親ってなんなのかな
今度両親が離婚する。それは前々から知ってはいたし、その事自体は何もショックではない。20年以上望んでいたことだから、むしろ喜ばしいこと、のはずだった。
親1は既に仕事を退職していて、退職金も貰い、その中から生活費その他を出している。今の収支はよく分からないが、かつては親1の収入でほぼ暮らしていたので、そう変わっていないだろう。親2はまだ仕事を続けているが、そろそろ定年退職する。親1は自分の退職金は使われたのに相手の退職金を貰わずに離婚するのは癪だと言って、離婚を決めてから親2の退職を待っていた。まあそれは夫婦の感情のことだし、好きにしたらいいと思っていた。
親1はわたしの現状に多少理解があり、わたしがうつ病で苦しんでいるのは親2のせいである、それを知らしめてから離婚したい、慰謝料も取りたいと言っていた。そうなると調停離婚か裁判かになるだろう。親1もそれを考えているようだった。
しかし、この前親1に会った時に、離婚届の証人欄に名前を書いてくれと言われた。証人欄は協議離婚のときのみ書く必要があるはずだ。あれ、調停するんじゃなかったのか?と思った。けれど、離婚自体は親たちの問題だ。別に協議だろうと調停だろうと何でもいいのだが、以前口にしていたこととの矛盾は少し気になった。
わたしの悪いところでもあるが、親1にそのことを突っ込みきれず、また離婚してくれるならありがたいという気持ちもあり、証人になることを承諾してしまった。しかしいま考えればあまり良い選択ではなかった。本来、夫婦間でどうにかするべきことで、子どもに証人の負担をさせるのは道理に合わないと思う。しかも、わたしは幼少期から親の心理的な面倒を見ていたという感覚がある。両親がそれぞれ相手の悪口をわたしに言っていた、とか。それなのにまだ親の面倒を見なければならないのか、と後から悲しくなった。
軽く、結婚もしたことないのに離婚届にサインする人生ウケるねと親1に言った。そうすると、それもちょっと考えたし申し訳ないんだけど書いてよ、と言われた。考えた上で、わたしが残念に思う気持ちなどどうでもよかったらしい。そう、わたしの気持ちなんて親にとってはその程度なのだ。
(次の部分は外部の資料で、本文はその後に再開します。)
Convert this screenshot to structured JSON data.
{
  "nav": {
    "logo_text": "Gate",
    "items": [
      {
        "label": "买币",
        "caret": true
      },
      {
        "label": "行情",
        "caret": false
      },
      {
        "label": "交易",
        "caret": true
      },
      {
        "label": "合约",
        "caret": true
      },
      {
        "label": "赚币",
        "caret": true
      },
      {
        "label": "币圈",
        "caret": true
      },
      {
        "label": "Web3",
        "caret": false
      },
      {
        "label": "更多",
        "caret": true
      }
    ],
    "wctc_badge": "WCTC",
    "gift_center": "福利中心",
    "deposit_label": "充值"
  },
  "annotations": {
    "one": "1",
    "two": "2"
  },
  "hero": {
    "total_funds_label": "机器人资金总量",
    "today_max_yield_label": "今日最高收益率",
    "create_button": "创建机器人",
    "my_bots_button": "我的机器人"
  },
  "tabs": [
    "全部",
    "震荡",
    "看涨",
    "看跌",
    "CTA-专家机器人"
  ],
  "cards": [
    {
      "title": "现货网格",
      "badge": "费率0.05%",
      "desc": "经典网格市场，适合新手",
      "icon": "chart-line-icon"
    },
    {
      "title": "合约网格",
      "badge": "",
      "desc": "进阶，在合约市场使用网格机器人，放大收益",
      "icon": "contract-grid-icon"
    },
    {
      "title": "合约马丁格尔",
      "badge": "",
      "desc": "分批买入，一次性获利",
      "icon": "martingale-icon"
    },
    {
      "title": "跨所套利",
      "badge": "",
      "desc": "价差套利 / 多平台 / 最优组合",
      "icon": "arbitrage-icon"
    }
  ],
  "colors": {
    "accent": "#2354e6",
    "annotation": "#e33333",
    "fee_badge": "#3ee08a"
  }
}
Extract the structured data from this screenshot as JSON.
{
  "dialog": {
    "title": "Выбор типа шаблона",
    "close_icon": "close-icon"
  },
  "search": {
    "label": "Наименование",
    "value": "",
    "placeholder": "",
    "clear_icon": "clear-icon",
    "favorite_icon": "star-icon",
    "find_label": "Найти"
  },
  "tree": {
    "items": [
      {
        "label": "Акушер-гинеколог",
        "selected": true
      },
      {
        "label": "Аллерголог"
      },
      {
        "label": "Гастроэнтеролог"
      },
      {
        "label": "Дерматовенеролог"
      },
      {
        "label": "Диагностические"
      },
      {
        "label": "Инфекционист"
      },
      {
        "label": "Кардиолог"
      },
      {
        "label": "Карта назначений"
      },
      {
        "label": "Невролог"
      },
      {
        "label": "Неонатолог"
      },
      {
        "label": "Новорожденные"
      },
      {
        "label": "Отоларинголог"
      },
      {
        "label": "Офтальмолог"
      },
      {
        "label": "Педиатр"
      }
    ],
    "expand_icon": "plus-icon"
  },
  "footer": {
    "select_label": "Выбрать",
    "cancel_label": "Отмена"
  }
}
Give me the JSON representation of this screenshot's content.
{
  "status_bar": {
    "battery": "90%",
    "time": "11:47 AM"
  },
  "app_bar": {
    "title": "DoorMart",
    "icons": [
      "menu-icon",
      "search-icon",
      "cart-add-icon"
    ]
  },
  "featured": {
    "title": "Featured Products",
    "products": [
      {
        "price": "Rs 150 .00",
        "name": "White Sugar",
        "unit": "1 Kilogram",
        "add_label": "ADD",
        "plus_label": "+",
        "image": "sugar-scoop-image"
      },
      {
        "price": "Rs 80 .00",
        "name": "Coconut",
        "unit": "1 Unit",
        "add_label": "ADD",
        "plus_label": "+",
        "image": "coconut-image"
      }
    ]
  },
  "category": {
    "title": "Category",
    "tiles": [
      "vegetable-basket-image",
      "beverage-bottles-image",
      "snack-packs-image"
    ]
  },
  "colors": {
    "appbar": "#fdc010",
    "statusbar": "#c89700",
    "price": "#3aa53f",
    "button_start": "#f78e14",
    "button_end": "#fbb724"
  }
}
これまで一応、親1に関しては直接的にモラハラやDVをしてきたわけではないし、親2のように悪かったわけではないと思っていた。しかし、そもそも親2のDVを止めず、わたしへの心理的虐待を容認していた人間である。そんな人間が、うわべだけわたしの心配をし、物質的な面倒を見ているからと言って、わたしのことを大事にしているわけなかった。いまわたしの心配をしているのも、結局は親1本人のためなんだろうと思う。罪悪感とか後悔とかを軽くしたり、自分はいい親だと思いたいのだろう。
離婚は勝手にしてくれたらいい、別に、だけど夫婦間の問題の最後の決着の機会まで子どもに押し付けていては、本質的な問題は何も解決しないだろう。親たちの精神的な課題、人生の課題、そういったものの解決のためには二人できちんと話し合うか、話し合いが決裂したとしてもその過程が重要なのではないか。子どもであるわたしに証人を押し付けるというのは、その解決を放棄することと同義だというのは言い過ぎだろうか。
たかが証人欄だ、確かに。名前書いて本籍書いて住所書いたら終わり。役所に出した後は誰も見ない。そうかもしれないけれど、両親の失敗の成れの果てを保証するのは子どもの役割なのだろうか。そんなわけないだろう。それに、実際的な問題として、たぶん親2は離婚やそのほかについて否認と抵抗をすると思われるから、攻撃の矛先がわたしに向かう可能性もある。幼児に平気でモラハラする人間性のやつなのだ。明日刃物を持って現れても驚かない。そういうやつの敵にさせられたのかと思うとそれも憂鬱だ。親1にはきょうだいも友だちもいるんだから、いくらでも頼む相手はいただろうに。子どもの平和や幸せよりも、自分の世間体の方が大事らしい。まあよく考えたらずっとそういう人間だったな、親1は。
親への期待みたいな軟弱な考えをきちんと壊してくれたということについてだけ、今回の件は良かったと言えるだろう。それ以外については最悪だ。けれど、わたしは親に特に大事にされていなかったという事実にしっかりと向き合い、自分が自分の親代わりとなり、自分を大事にする、そういう契機にしようと思う。